A selection from Sherman Library will inspire this month’s exciting read. In honor of Women’s History Month, we recommend Lauren Kessler’s The Happy Bottom Riding Club: The Life and Times of Pancho Barnes (New York: Random House, 2000).

Florence “Pancho” Barnes (1901-1975) remains one of the greatest 20th century American female characters. She was a California heiress, yet she forged her own path to become one of the first licensed female pilots. She used her aviation talent as a renowned stunt pilot for both silent and sound films.
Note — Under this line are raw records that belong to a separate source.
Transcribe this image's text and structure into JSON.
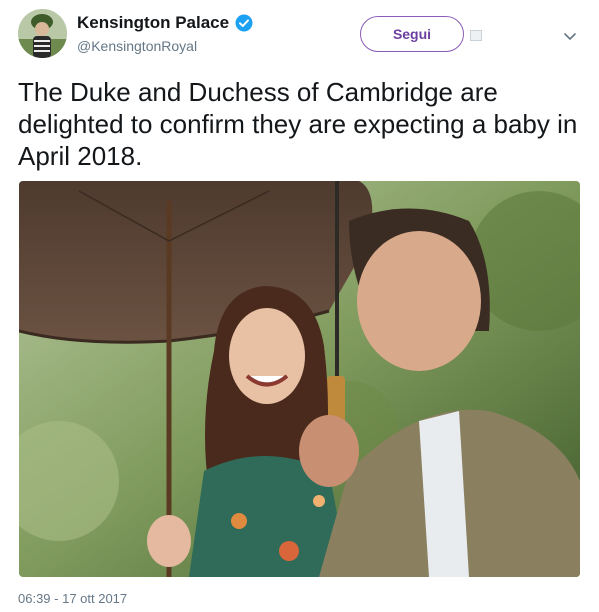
{
  "header": {
    "display_name": "Kensington Palace",
    "handle": "@KensingtonRoyal",
    "verified_icon": "verified-badge-icon",
    "follow_label": "Segui",
    "menu_icon": "chevron-down-icon"
  },
  "tweet": {
    "text": "The Duke and Duchess of Cambridge are delighted to confirm they are expecting a baby in April 2018.",
    "timestamp": "06:39 - 17 ott 2017"
  },
  "colors": {
    "follow_accent": "#6b3fa0",
    "verified": "#1da1f2",
    "muted_text": "#657786"
  }
}
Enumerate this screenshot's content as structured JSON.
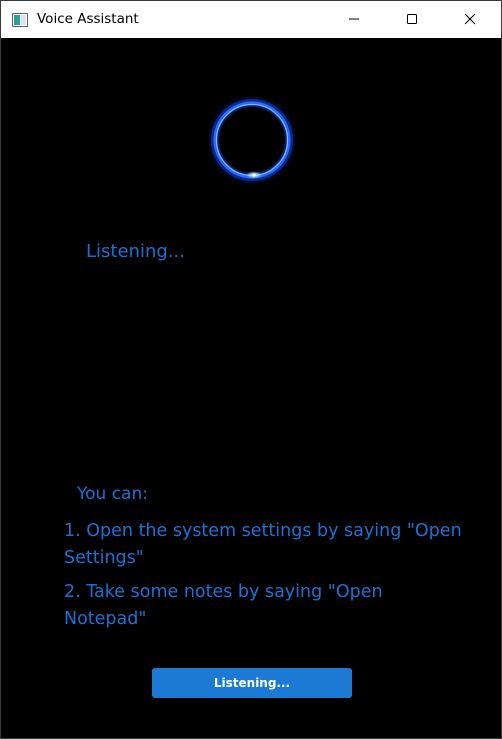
{
  "window": {
    "title": "Voice Assistant",
    "controls": {
      "minimize_icon": "minimize-icon",
      "maximize_icon": "maximize-icon",
      "close_icon": "close-icon"
    }
  },
  "assistant": {
    "status": "Listening...",
    "orb_icon": "listening-orb-icon",
    "accent_color": "#1a72d6"
  },
  "hints": {
    "title": "You can:",
    "items": [
      "1. Open the system settings by saying \"Open Settings\"",
      "2. Take some notes by saying \"Open Notepad\""
    ]
  },
  "button": {
    "label": "Listening...",
    "color": "#1c79d4"
  }
}
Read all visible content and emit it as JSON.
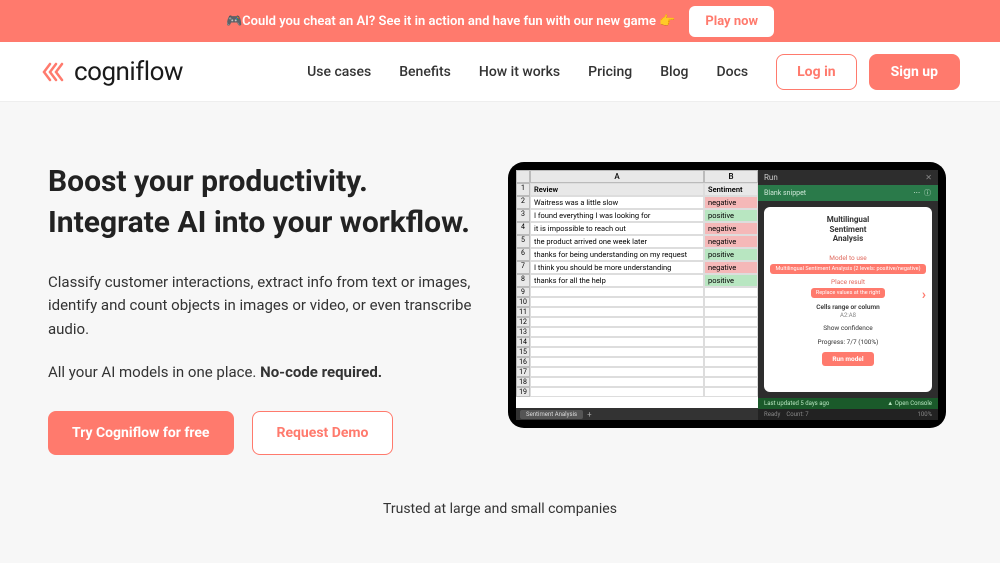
{
  "announcement": {
    "text": "🎮Could you cheat an AI? See it in action and have fun with our new game 👉",
    "cta": "Play now"
  },
  "brand": {
    "name": "cogniflow"
  },
  "nav": {
    "items": [
      "Use cases",
      "Benefits",
      "How it works",
      "Pricing",
      "Blog",
      "Docs"
    ],
    "login": "Log in",
    "signup": "Sign up"
  },
  "hero": {
    "title_line1": "Boost your productivity.",
    "title_line2": "Integrate AI into your workflow.",
    "desc": "Classify customer interactions, extract info from text or images, identify and count objects in images or video, or even transcribe audio.",
    "desc2_prefix": "All your AI models in one place. ",
    "desc2_bold": "No-code required.",
    "cta_primary": "Try Cogniflow for free",
    "cta_secondary": "Request Demo"
  },
  "sheet": {
    "colA": "A",
    "colB": "B",
    "header_review": "Review",
    "header_sentiment": "Sentiment",
    "rows": [
      {
        "n": "2",
        "text": "Waitress was a little slow",
        "sent": "negative",
        "cls": "neg"
      },
      {
        "n": "3",
        "text": "I found everything I was looking for",
        "sent": "positive",
        "cls": "pos"
      },
      {
        "n": "4",
        "text": "it is impossible to reach out",
        "sent": "negative",
        "cls": "neg"
      },
      {
        "n": "5",
        "text": "the product arrived one week later",
        "sent": "negative",
        "cls": "neg"
      },
      {
        "n": "6",
        "text": "thanks for being understanding on my request",
        "sent": "positive",
        "cls": "pos"
      },
      {
        "n": "7",
        "text": "I think you should be more understanding",
        "sent": "negative",
        "cls": "neg"
      },
      {
        "n": "8",
        "text": "thanks for all the help",
        "sent": "positive",
        "cls": "pos"
      }
    ],
    "empty_rows": [
      "9",
      "10",
      "11",
      "12",
      "13",
      "14",
      "15",
      "16",
      "17",
      "18",
      "19"
    ],
    "tab": "Sentiment Analysis"
  },
  "run": {
    "title": "Run",
    "snippet": "Blank snippet",
    "card_title1": "Multilingual",
    "card_title2": "Sentiment",
    "card_title3": "Analysis",
    "model_label": "Model to use",
    "model_pill": "Multilingual Sentiment Analysis (2 levels: positive/negative)",
    "place_label": "Place result",
    "place_pill": "Replace values at the right",
    "range_label": "Cells range or column",
    "range_val": "A2:A8",
    "confidence": "Show confidence",
    "progress": "Progress: 7/7 (100%)",
    "btn": "Run model",
    "footer_left": "Last updated 5 days ago",
    "footer_right": "▲ Open Console",
    "status_ready": "Ready",
    "status_count": "Count: 7",
    "status_zoom": "100%"
  },
  "trusted": "Trusted at large and small companies"
}
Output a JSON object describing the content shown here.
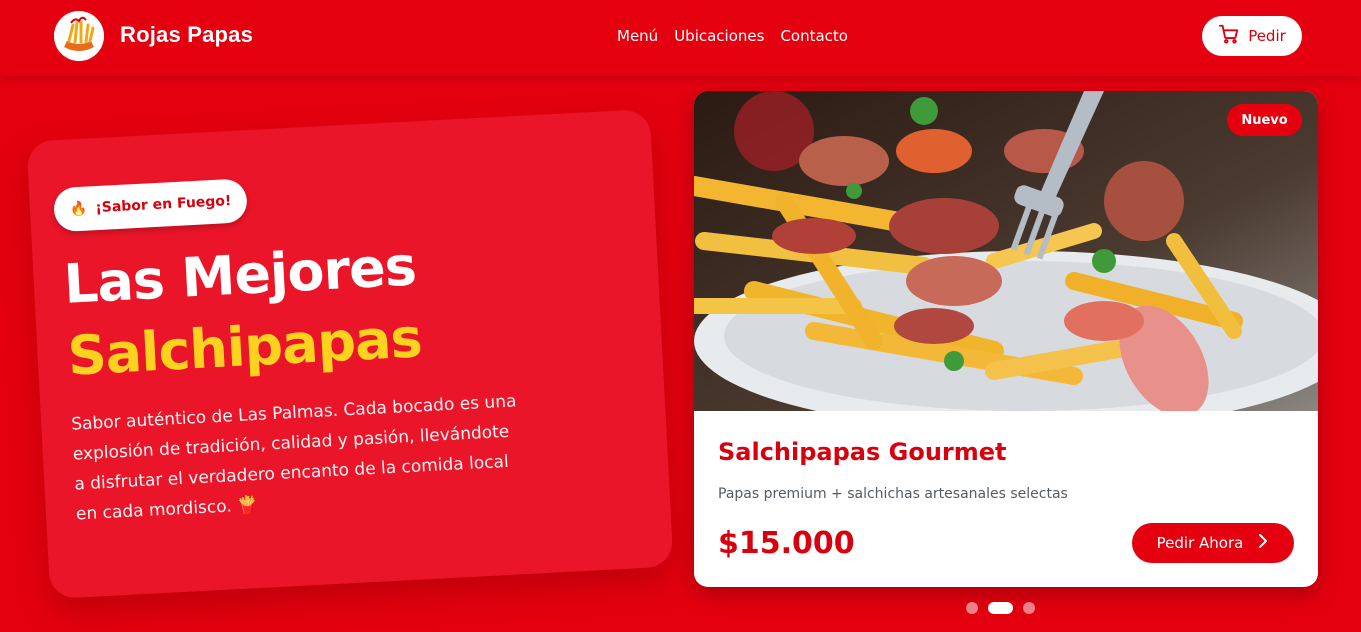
{
  "header": {
    "brand": "Rojas Papas",
    "nav": [
      "Menú",
      "Ubicaciones",
      "Contacto"
    ],
    "order_label": "Pedir"
  },
  "hero": {
    "badge": "¡Sabor en Fuego!",
    "title_line1": "Las Mejores",
    "title_line2": "Salchipapas",
    "description": "Sabor auténtico de Las Palmas. Cada bocado es una explosión de tradición, calidad y pasión, llevándote a disfrutar el verdadero encanto de la comida local en cada mordisco. 🍟"
  },
  "product": {
    "badge": "Nuevo",
    "name": "Salchipapas Gourmet",
    "description": "Papas premium + salchichas artesanales selectas",
    "price": "$15.000",
    "cta": "Pedir Ahora"
  },
  "carousel": {
    "count": 3,
    "active_index": 1
  },
  "colors": {
    "primary": "#e4000f",
    "accent_yellow": "#ffd21f",
    "card_red": "#ea1529"
  }
}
With this success, she formed one of the first unions in Hollywood, The Associated Motion Picture Pilots (AMPP). Not only was she the first female test pilot for the Lockheed Corporation, but she also became the fastest woman on earth when she beat Amelia Earhart’s airspeed record in 1930.

She gained international fame as founder of the Happy Bottom Riding Club located at what is now Edwards Air Force Base in California. The Happy Bottom Riding Club was both an airport, club, and dude ranch that included horse stables, a rodeo stadium, a dance hall, a swimming pool, a hotel, along with a bar and restaurant. At the height of its success there were over 9,000 club members worldwide. The Happy Bottom Riding Club bar and restaurant became extremely popular with heads of state, actors, writers, artists and high ranking military officials. “Pancho Barnes was a force of nature, a woman who lived a big, messy, colorful, unconventional life” (Kessler).

Lauren Kessler’s The Happy Bottom Riding Club is an informative biography that portrays a woman who did not play by women’s roles and called herself “the greatest conversation piece that ever existed.”

Sherman Library has displayed a small collection of biographies about exceptional women for Women’s History Month. Come visit Sherman Library to learn about Pancho Barnes and other women who shaped our regional history.